Da mesma sorte, diz Ansaldo, por mais ocupados que estejamos no Céu, da glória e da imensidade do Soberano Bem, poderemos ainda ocupar-nos de todos os nossos amigos; não só dos que tiverem ficado na terra, mas também dos que participarem da nossa felicidade.[98]
Esta mesma caridade que, na terra, eleva o homem mortal da criatura ao Criador, o fará inclinar-se das sublimidades da Pátria para o mundo inferior, quando se tiver tornado imortal e glorioso, assim como impele os anjos fiéis a descerem do Céu à terra, do Criador à criatura.

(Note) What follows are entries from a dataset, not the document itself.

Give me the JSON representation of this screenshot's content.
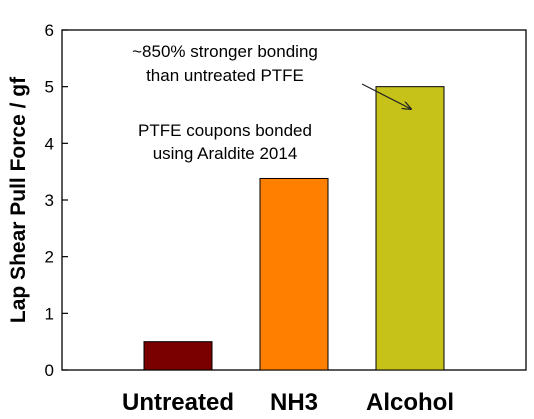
{
  "chart_data": {
    "type": "bar",
    "categories": [
      "Untreated",
      "NH3",
      "Alcohol"
    ],
    "values": [
      0.5,
      3.38,
      5.0
    ],
    "colors": [
      "#7a0000",
      "#ff8000",
      "#c6c21a"
    ],
    "ylabel": "Lap Shear Pull Force / gf",
    "ylim": [
      0,
      6
    ],
    "yticks": [
      "0",
      "1",
      "2",
      "3",
      "4",
      "5",
      "6"
    ],
    "grid": false,
    "annotations": {
      "stronger_line1": "~850% stronger bonding",
      "stronger_line2": "than untreated PTFE",
      "ptfe_line1": "PTFE coupons bonded",
      "ptfe_line2": "using Araldite 2014"
    }
  }
}
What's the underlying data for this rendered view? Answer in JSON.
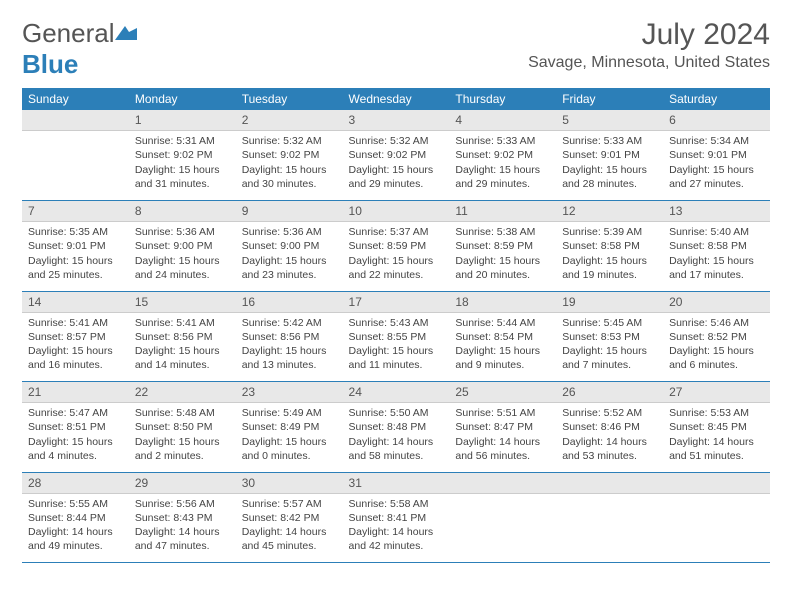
{
  "brand": {
    "part1": "General",
    "part2": "Blue"
  },
  "title": "July 2024",
  "location": "Savage, Minnesota, United States",
  "colors": {
    "header_bg": "#2c7fb8",
    "daynum_bg": "#e8e8e8",
    "text": "#444444"
  },
  "day_headers": [
    "Sunday",
    "Monday",
    "Tuesday",
    "Wednesday",
    "Thursday",
    "Friday",
    "Saturday"
  ],
  "weeks": [
    [
      {
        "n": "",
        "sr": "",
        "ss": "",
        "dl": ""
      },
      {
        "n": "1",
        "sr": "Sunrise: 5:31 AM",
        "ss": "Sunset: 9:02 PM",
        "dl": "Daylight: 15 hours and 31 minutes."
      },
      {
        "n": "2",
        "sr": "Sunrise: 5:32 AM",
        "ss": "Sunset: 9:02 PM",
        "dl": "Daylight: 15 hours and 30 minutes."
      },
      {
        "n": "3",
        "sr": "Sunrise: 5:32 AM",
        "ss": "Sunset: 9:02 PM",
        "dl": "Daylight: 15 hours and 29 minutes."
      },
      {
        "n": "4",
        "sr": "Sunrise: 5:33 AM",
        "ss": "Sunset: 9:02 PM",
        "dl": "Daylight: 15 hours and 29 minutes."
      },
      {
        "n": "5",
        "sr": "Sunrise: 5:33 AM",
        "ss": "Sunset: 9:01 PM",
        "dl": "Daylight: 15 hours and 28 minutes."
      },
      {
        "n": "6",
        "sr": "Sunrise: 5:34 AM",
        "ss": "Sunset: 9:01 PM",
        "dl": "Daylight: 15 hours and 27 minutes."
      }
    ],
    [
      {
        "n": "7",
        "sr": "Sunrise: 5:35 AM",
        "ss": "Sunset: 9:01 PM",
        "dl": "Daylight: 15 hours and 25 minutes."
      },
      {
        "n": "8",
        "sr": "Sunrise: 5:36 AM",
        "ss": "Sunset: 9:00 PM",
        "dl": "Daylight: 15 hours and 24 minutes."
      },
      {
        "n": "9",
        "sr": "Sunrise: 5:36 AM",
        "ss": "Sunset: 9:00 PM",
        "dl": "Daylight: 15 hours and 23 minutes."
      },
      {
        "n": "10",
        "sr": "Sunrise: 5:37 AM",
        "ss": "Sunset: 8:59 PM",
        "dl": "Daylight: 15 hours and 22 minutes."
      },
      {
        "n": "11",
        "sr": "Sunrise: 5:38 AM",
        "ss": "Sunset: 8:59 PM",
        "dl": "Daylight: 15 hours and 20 minutes."
      },
      {
        "n": "12",
        "sr": "Sunrise: 5:39 AM",
        "ss": "Sunset: 8:58 PM",
        "dl": "Daylight: 15 hours and 19 minutes."
      },
      {
        "n": "13",
        "sr": "Sunrise: 5:40 AM",
        "ss": "Sunset: 8:58 PM",
        "dl": "Daylight: 15 hours and 17 minutes."
      }
    ],
    [
      {
        "n": "14",
        "sr": "Sunrise: 5:41 AM",
        "ss": "Sunset: 8:57 PM",
        "dl": "Daylight: 15 hours and 16 minutes."
      },
      {
        "n": "15",
        "sr": "Sunrise: 5:41 AM",
        "ss": "Sunset: 8:56 PM",
        "dl": "Daylight: 15 hours and 14 minutes."
      },
      {
        "n": "16",
        "sr": "Sunrise: 5:42 AM",
        "ss": "Sunset: 8:56 PM",
        "dl": "Daylight: 15 hours and 13 minutes."
      },
      {
        "n": "17",
        "sr": "Sunrise: 5:43 AM",
        "ss": "Sunset: 8:55 PM",
        "dl": "Daylight: 15 hours and 11 minutes."
      },
      {
        "n": "18",
        "sr": "Sunrise: 5:44 AM",
        "ss": "Sunset: 8:54 PM",
        "dl": "Daylight: 15 hours and 9 minutes."
      },
      {
        "n": "19",
        "sr": "Sunrise: 5:45 AM",
        "ss": "Sunset: 8:53 PM",
        "dl": "Daylight: 15 hours and 7 minutes."
      },
      {
        "n": "20",
        "sr": "Sunrise: 5:46 AM",
        "ss": "Sunset: 8:52 PM",
        "dl": "Daylight: 15 hours and 6 minutes."
      }
    ],
    [
      {
        "n": "21",
        "sr": "Sunrise: 5:47 AM",
        "ss": "Sunset: 8:51 PM",
        "dl": "Daylight: 15 hours and 4 minutes."
      },
      {
        "n": "22",
        "sr": "Sunrise: 5:48 AM",
        "ss": "Sunset: 8:50 PM",
        "dl": "Daylight: 15 hours and 2 minutes."
      },
      {
        "n": "23",
        "sr": "Sunrise: 5:49 AM",
        "ss": "Sunset: 8:49 PM",
        "dl": "Daylight: 15 hours and 0 minutes."
      },
      {
        "n": "24",
        "sr": "Sunrise: 5:50 AM",
        "ss": "Sunset: 8:48 PM",
        "dl": "Daylight: 14 hours and 58 minutes."
      },
      {
        "n": "25",
        "sr": "Sunrise: 5:51 AM",
        "ss": "Sunset: 8:47 PM",
        "dl": "Daylight: 14 hours and 56 minutes."
      },
      {
        "n": "26",
        "sr": "Sunrise: 5:52 AM",
        "ss": "Sunset: 8:46 PM",
        "dl": "Daylight: 14 hours and 53 minutes."
      },
      {
        "n": "27",
        "sr": "Sunrise: 5:53 AM",
        "ss": "Sunset: 8:45 PM",
        "dl": "Daylight: 14 hours and 51 minutes."
      }
    ],
    [
      {
        "n": "28",
        "sr": "Sunrise: 5:55 AM",
        "ss": "Sunset: 8:44 PM",
        "dl": "Daylight: 14 hours and 49 minutes."
      },
      {
        "n": "29",
        "sr": "Sunrise: 5:56 AM",
        "ss": "Sunset: 8:43 PM",
        "dl": "Daylight: 14 hours and 47 minutes."
      },
      {
        "n": "30",
        "sr": "Sunrise: 5:57 AM",
        "ss": "Sunset: 8:42 PM",
        "dl": "Daylight: 14 hours and 45 minutes."
      },
      {
        "n": "31",
        "sr": "Sunrise: 5:58 AM",
        "ss": "Sunset: 8:41 PM",
        "dl": "Daylight: 14 hours and 42 minutes."
      },
      {
        "n": "",
        "sr": "",
        "ss": "",
        "dl": ""
      },
      {
        "n": "",
        "sr": "",
        "ss": "",
        "dl": ""
      },
      {
        "n": "",
        "sr": "",
        "ss": "",
        "dl": ""
      }
    ]
  ]
}
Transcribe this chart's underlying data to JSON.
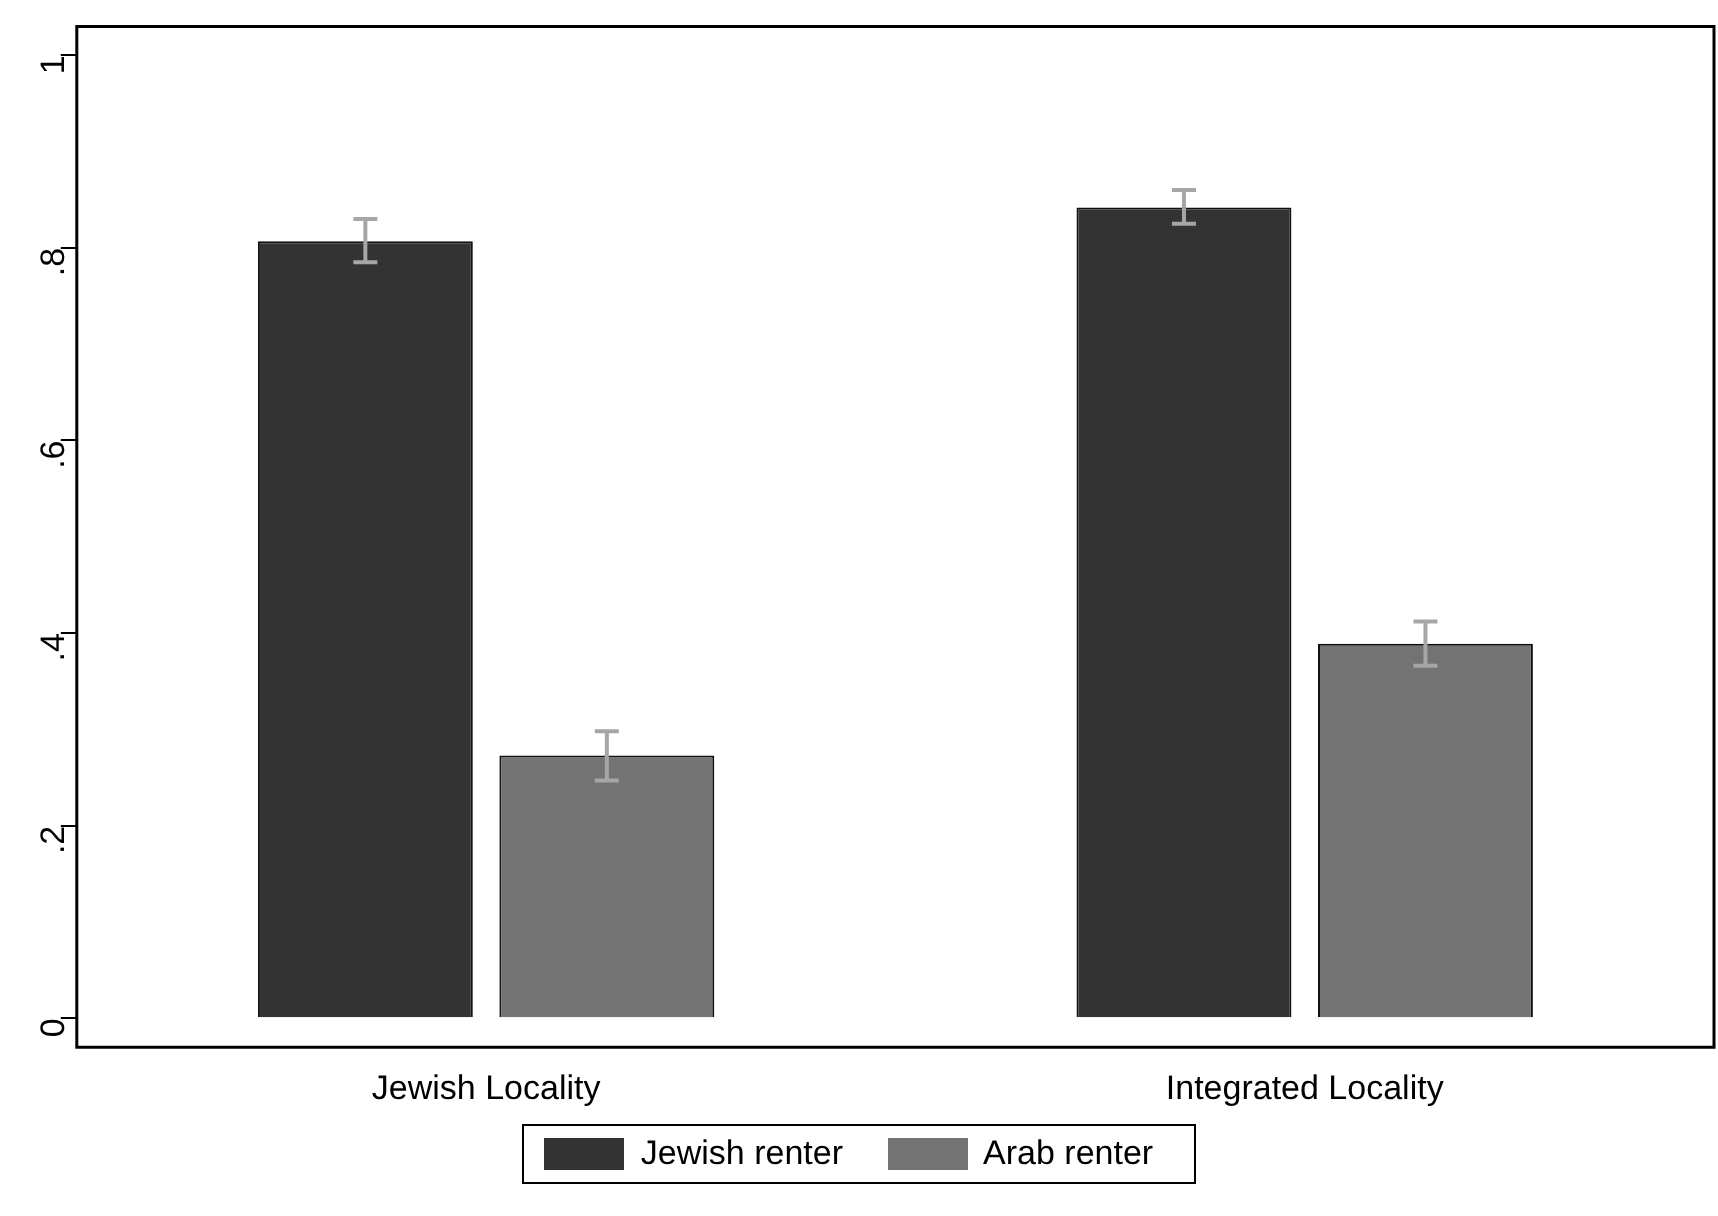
{
  "chart_data": {
    "type": "bar",
    "categories": [
      "Jewish Locality",
      "Integrated Locality"
    ],
    "series": [
      {
        "name": "Jewish renter",
        "color": "#333333",
        "values": [
          0.807,
          0.842
        ],
        "errors": [
          [
            0.785,
            0.83
          ],
          [
            0.825,
            0.86
          ]
        ]
      },
      {
        "name": "Arab renter",
        "color": "#737373",
        "values": [
          0.273,
          0.389
        ],
        "errors": [
          [
            0.247,
            0.298
          ],
          [
            0.366,
            0.412
          ]
        ]
      }
    ],
    "ylim": [
      -0.03,
      1.03
    ],
    "yticks": [
      0,
      {
        "value": 0.2,
        "label": ".2"
      },
      {
        "value": 0.4,
        "label": ".4"
      },
      {
        "value": 0.6,
        "label": ".6"
      },
      {
        "value": 0.8,
        "label": ".8"
      },
      1
    ],
    "legend": "bottom"
  }
}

O argumento que resulta desta semelhança foi desenvolvido por S. Bernardo:
“Os espíritos superiores, que desde todo o princípio estão no Paraíso, desprezarão a terra porque habitam o Céu? Não. Visitam-na, pelo contrário e a freqüentam. Por isso mesmo que vêem sempre a face do Pai celeste, não se desempenharão mais do ministério da compaixão? Todos eles são enviados, diz o Apóstolo, para exercerem o seu ministério em favor daqueles que recebem a herança da salvação (Hebr., 1, 14). Como assim? Pois se os anjos vão e vêm para socorrer os homens, os bem-aventurados, que são da nossa raça, não nos conheceriam nem poderiam mais condoer-se de nós em certas circunstâncias em que eles mesmos tiveram que sofrer?! Os espíritos, que nunca experimentaram dor alguma, sentem contudo as nossas dores; e os santos que passaram por grandes tribulações, não reconheceriam já o estado em que estiveram?!”[99]
O Anjo da Escola, S. Tomás, demonstra que nem a contemplação da Essência Divina impedirá os bem-aventurados de sentirem as coisas sensíveis, de contemplarem as criaturas, e mesmo de operarem; nem este sentimento, esta contemplação e esta ação, os distrairá da beatífica vista de Deus. Não se daria isto em Nosso Senhor durante a sua peregrinação na terra?[100]. Sem nada perderem deste divino gozo, os bem-aventurados poderão conversar com os seus parentes, com os seus amigos e com os mesmos anjos, como estes conversam entre si.
Quando aplicamos fortemente, neste mundo, uma das nossas faculdades a um objeto difícil, todas as outras ficam sem força e ação. Mas, no Céu, cada uma das nossas potências terá toda a plenitude da perfeição de que é capaz.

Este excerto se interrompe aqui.